Pension scams are on the increase in the UK
‘One-off’ pension investments, pension ‘loans’ or upfront cash are being used to entice retirement savers. For most people the offers will be bogus. Members who are taken in, will lose most, if not all of their savings. It remains the law that members can only take up to 25% of their pension savings as a cash lump sum after the age of 55, with very few exceptions, such as serious ill health. Although this may change from April 2015, it’s important that members aren’t fooled into thinking that this is the law today. Members may lose out financially both in loss of savings and tax charges, which they may be subject to, of over half their transfer value for taking an unauthorised payment.
Pension scams can take many forms. Some scams will appear to be legal, and some of the people that offer them may even suggest that the Government has asked them to contact members. Here are some common features of pension scams:
- Phrases like ‘one-off investment opportunities’, ‘free pension reviews’, ‘legal loopholes’, ‘cash bonus’, ‘government endorsement’

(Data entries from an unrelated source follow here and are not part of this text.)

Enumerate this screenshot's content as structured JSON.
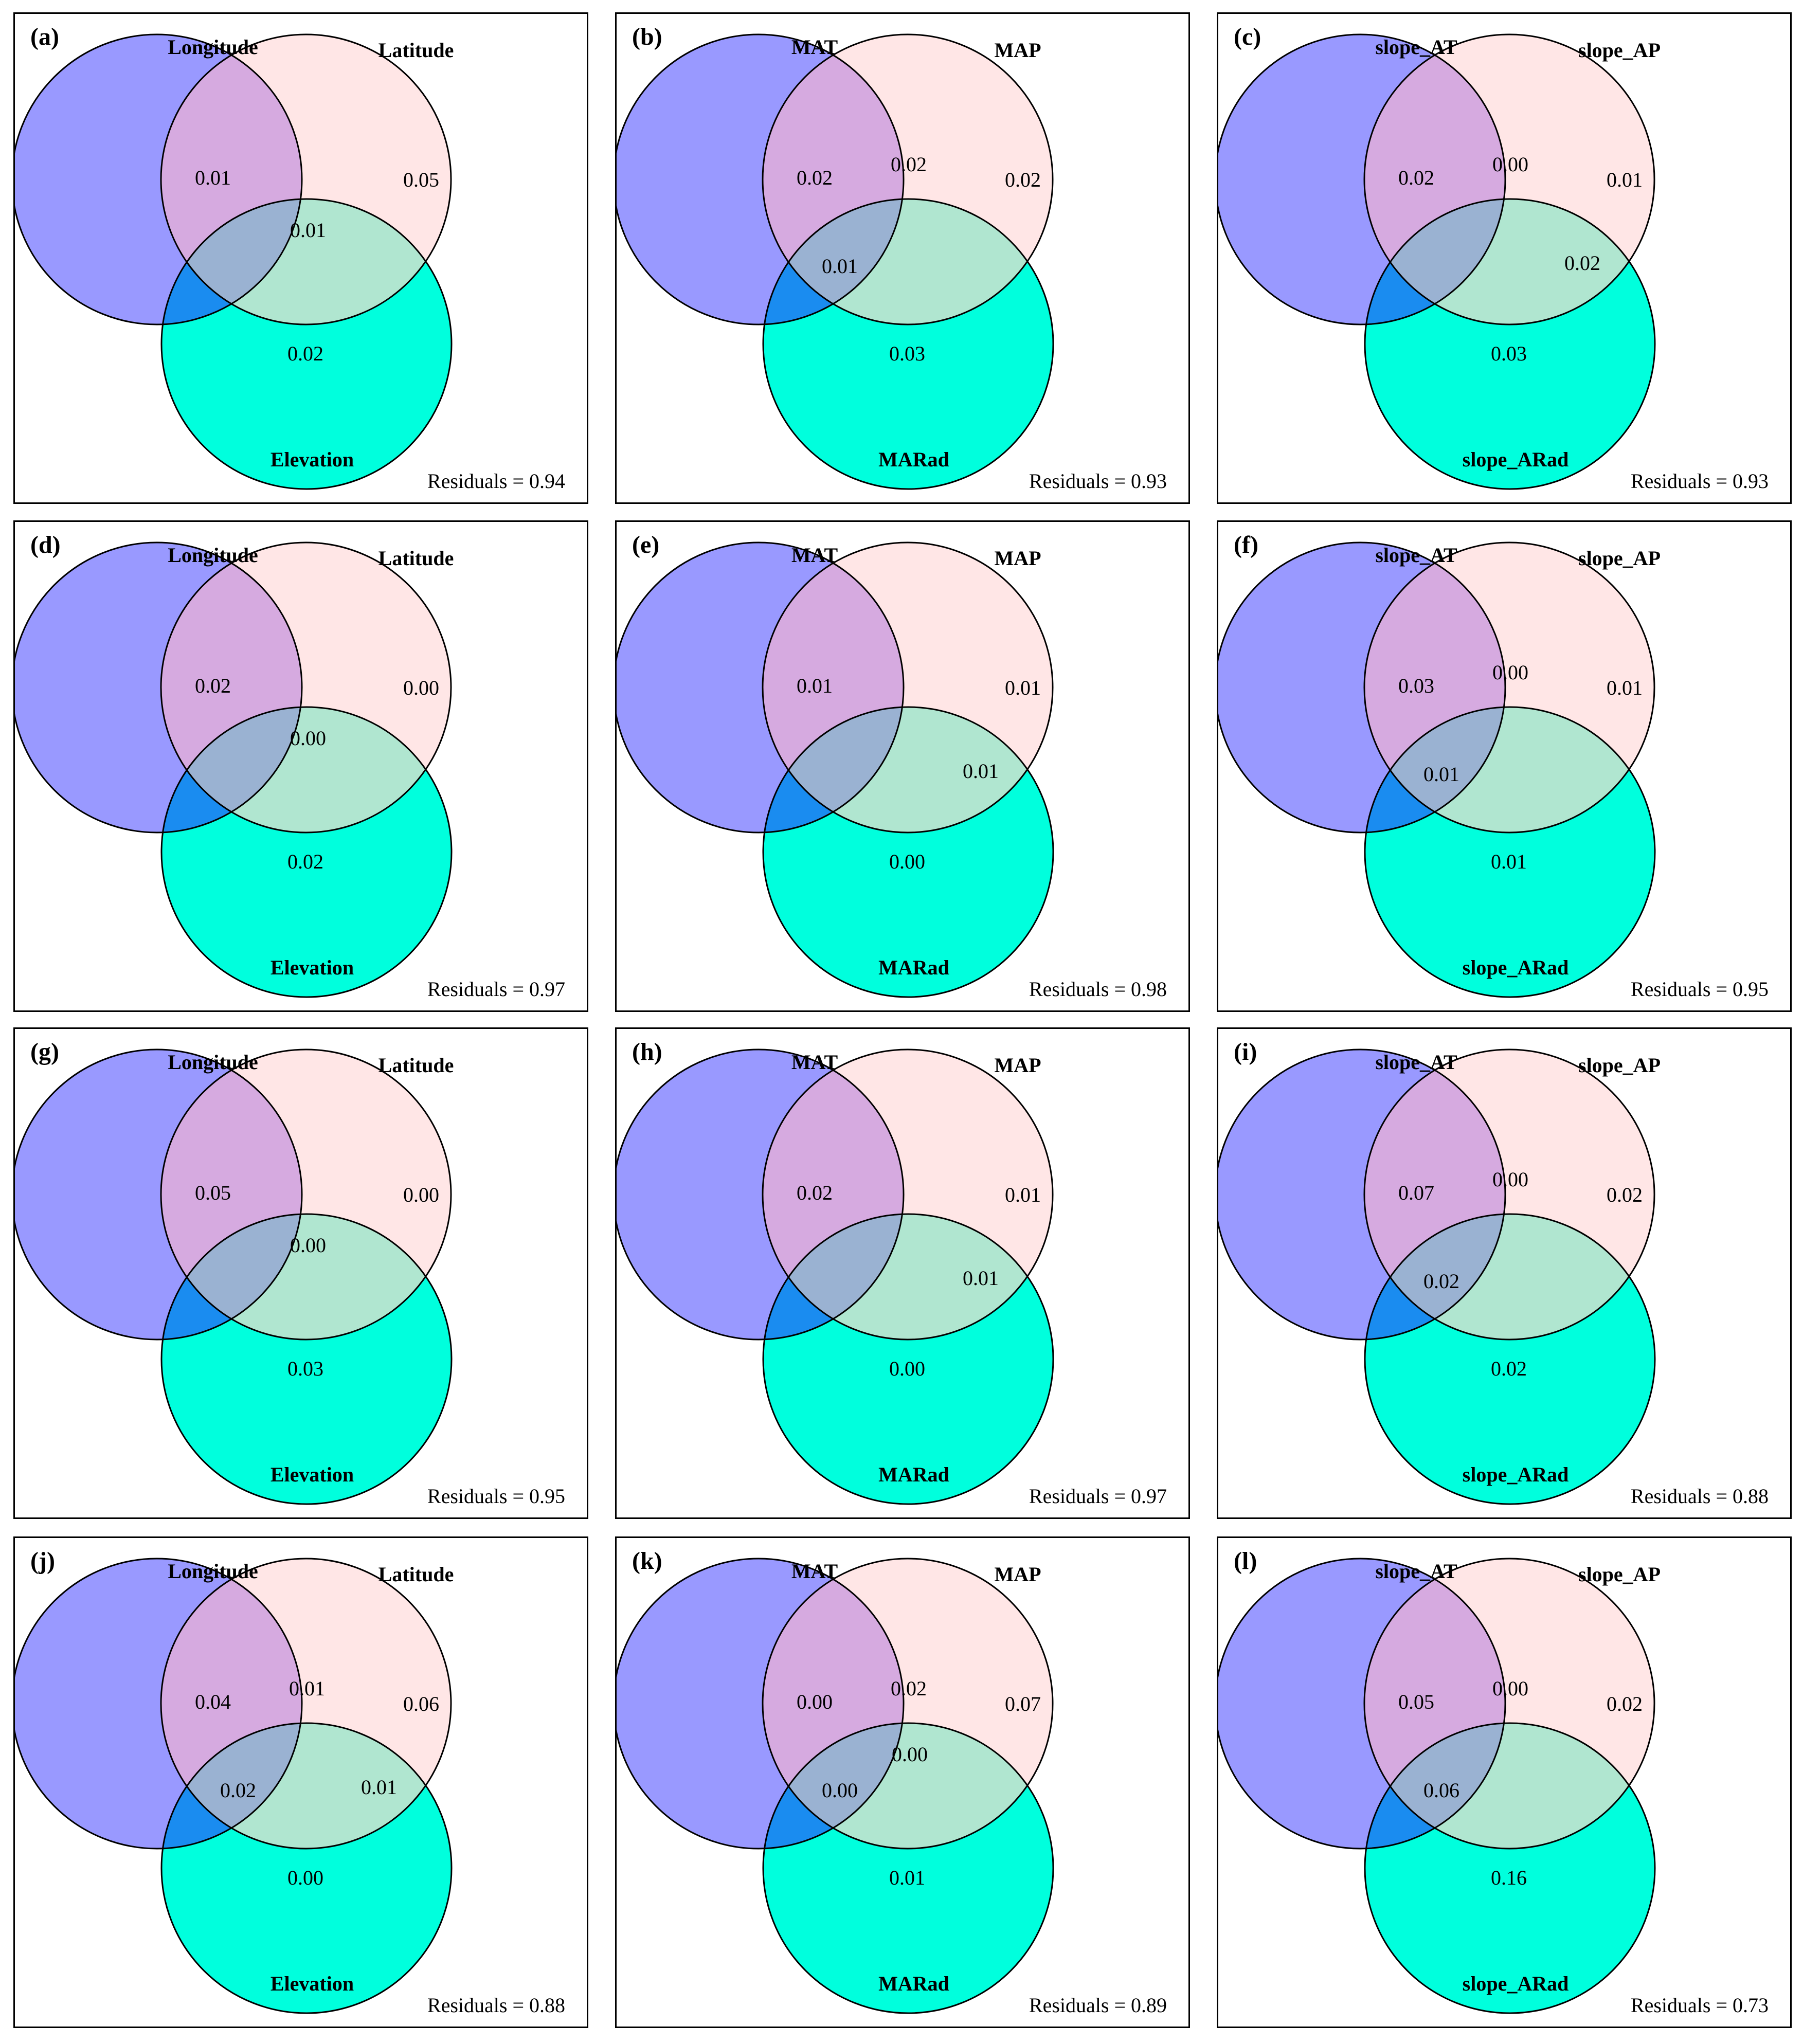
{
  "colors": {
    "set1": "#9999ff",
    "set2": "#ffe6e6",
    "set3": "#00ffdd",
    "i12": "#d6aae0",
    "i13": "#1a8cf0",
    "i23": "#b0e6d0",
    "i123": "#9ab2d2",
    "outline": "#000000"
  },
  "panels": [
    {
      "label": "(a)",
      "sets": [
        "Longitude",
        "Latitude",
        "Elevation"
      ],
      "values": {
        "a": "0.01",
        "b": "0.05",
        "c": "0.02",
        "ab": "",
        "ac": "",
        "bc": "",
        "abc": "0.01"
      },
      "residuals": "Residuals = 0.94"
    },
    {
      "label": "(b)",
      "sets": [
        "MAT",
        "MAP",
        "MARad"
      ],
      "values": {
        "a": "0.02",
        "b": "0.02",
        "c": "0.03",
        "ab": "0.02",
        "ac": "0.01",
        "bc": "",
        "abc": ""
      },
      "residuals": "Residuals = 0.93"
    },
    {
      "label": "(c)",
      "sets": [
        "slope_AT",
        "slope_AP",
        "slope_ARad"
      ],
      "values": {
        "a": "0.02",
        "b": "0.01",
        "c": "0.03",
        "ab": "0.00",
        "ac": "",
        "bc": "0.02",
        "abc": ""
      },
      "residuals": "Residuals = 0.93"
    },
    {
      "label": "(d)",
      "sets": [
        "Longitude",
        "Latitude",
        "Elevation"
      ],
      "values": {
        "a": "0.02",
        "b": "0.00",
        "c": "0.02",
        "ab": "",
        "ac": "",
        "bc": "",
        "abc": "0.00"
      },
      "residuals": "Residuals = 0.97"
    },
    {
      "label": "(e)",
      "sets": [
        "MAT",
        "MAP",
        "MARad"
      ],
      "values": {
        "a": "0.01",
        "b": "0.01",
        "c": "0.00",
        "ab": "",
        "ac": "",
        "bc": "0.01",
        "abc": ""
      },
      "residuals": "Residuals = 0.98"
    },
    {
      "label": "(f)",
      "sets": [
        "slope_AT",
        "slope_AP",
        "slope_ARad"
      ],
      "values": {
        "a": "0.03",
        "b": "0.01",
        "c": "0.01",
        "ab": "0.00",
        "ac": "0.01",
        "bc": "",
        "abc": ""
      },
      "residuals": "Residuals = 0.95"
    },
    {
      "label": "(g)",
      "sets": [
        "Longitude",
        "Latitude",
        "Elevation"
      ],
      "values": {
        "a": "0.05",
        "b": "0.00",
        "c": "0.03",
        "ab": "",
        "ac": "",
        "bc": "",
        "abc": "0.00"
      },
      "residuals": "Residuals = 0.95"
    },
    {
      "label": "(h)",
      "sets": [
        "MAT",
        "MAP",
        "MARad"
      ],
      "values": {
        "a": "0.02",
        "b": "0.01",
        "c": "0.00",
        "ab": "",
        "ac": "",
        "bc": "0.01",
        "abc": ""
      },
      "residuals": "Residuals = 0.97"
    },
    {
      "label": "(i)",
      "sets": [
        "slope_AT",
        "slope_AP",
        "slope_ARad"
      ],
      "values": {
        "a": "0.07",
        "b": "0.02",
        "c": "0.02",
        "ab": "0.00",
        "ac": "0.02",
        "bc": "",
        "abc": ""
      },
      "residuals": "Residuals = 0.88"
    },
    {
      "label": "(j)",
      "sets": [
        "Longitude",
        "Latitude",
        "Elevation"
      ],
      "values": {
        "a": "0.04",
        "b": "0.06",
        "c": "0.00",
        "ab": "0.01",
        "ac": "0.02",
        "bc": "0.01",
        "abc": ""
      },
      "residuals": "Residuals = 0.88"
    },
    {
      "label": "(k)",
      "sets": [
        "MAT",
        "MAP",
        "MARad"
      ],
      "values": {
        "a": "0.00",
        "b": "0.07",
        "c": "0.01",
        "ab": "0.02",
        "ac": "0.00",
        "bc": "",
        "abc": "0.00"
      },
      "residuals": "Residuals = 0.89"
    },
    {
      "label": "(l)",
      "sets": [
        "slope_AT",
        "slope_AP",
        "slope_ARad"
      ],
      "values": {
        "a": "0.05",
        "b": "0.02",
        "c": "0.16",
        "ab": "0.00",
        "ac": "0.06",
        "bc": "",
        "abc": ""
      },
      "residuals": "Residuals = 0.73"
    }
  ]
}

- Victims are approached out of the blue over the phone, via text messages or in person door-to-door
- Transfers of money or investments overseas, meaning the money is harder to recover
- Access to pension pot before age 55
- No member copy of documentation
- Victims encouraged to speed up transfer of their money to the new scheme.
Scams may be presented as unique investment opportunities. Many will get the victim’s attention by offering a free pension review. Members will often be encouraged to transfer their pension quickly, and they may be expected to sign documents brought to them by courier. Once the pension is transferred, it’s too late. Many victims will lose their entire pension and have to pay a large tax charge on top.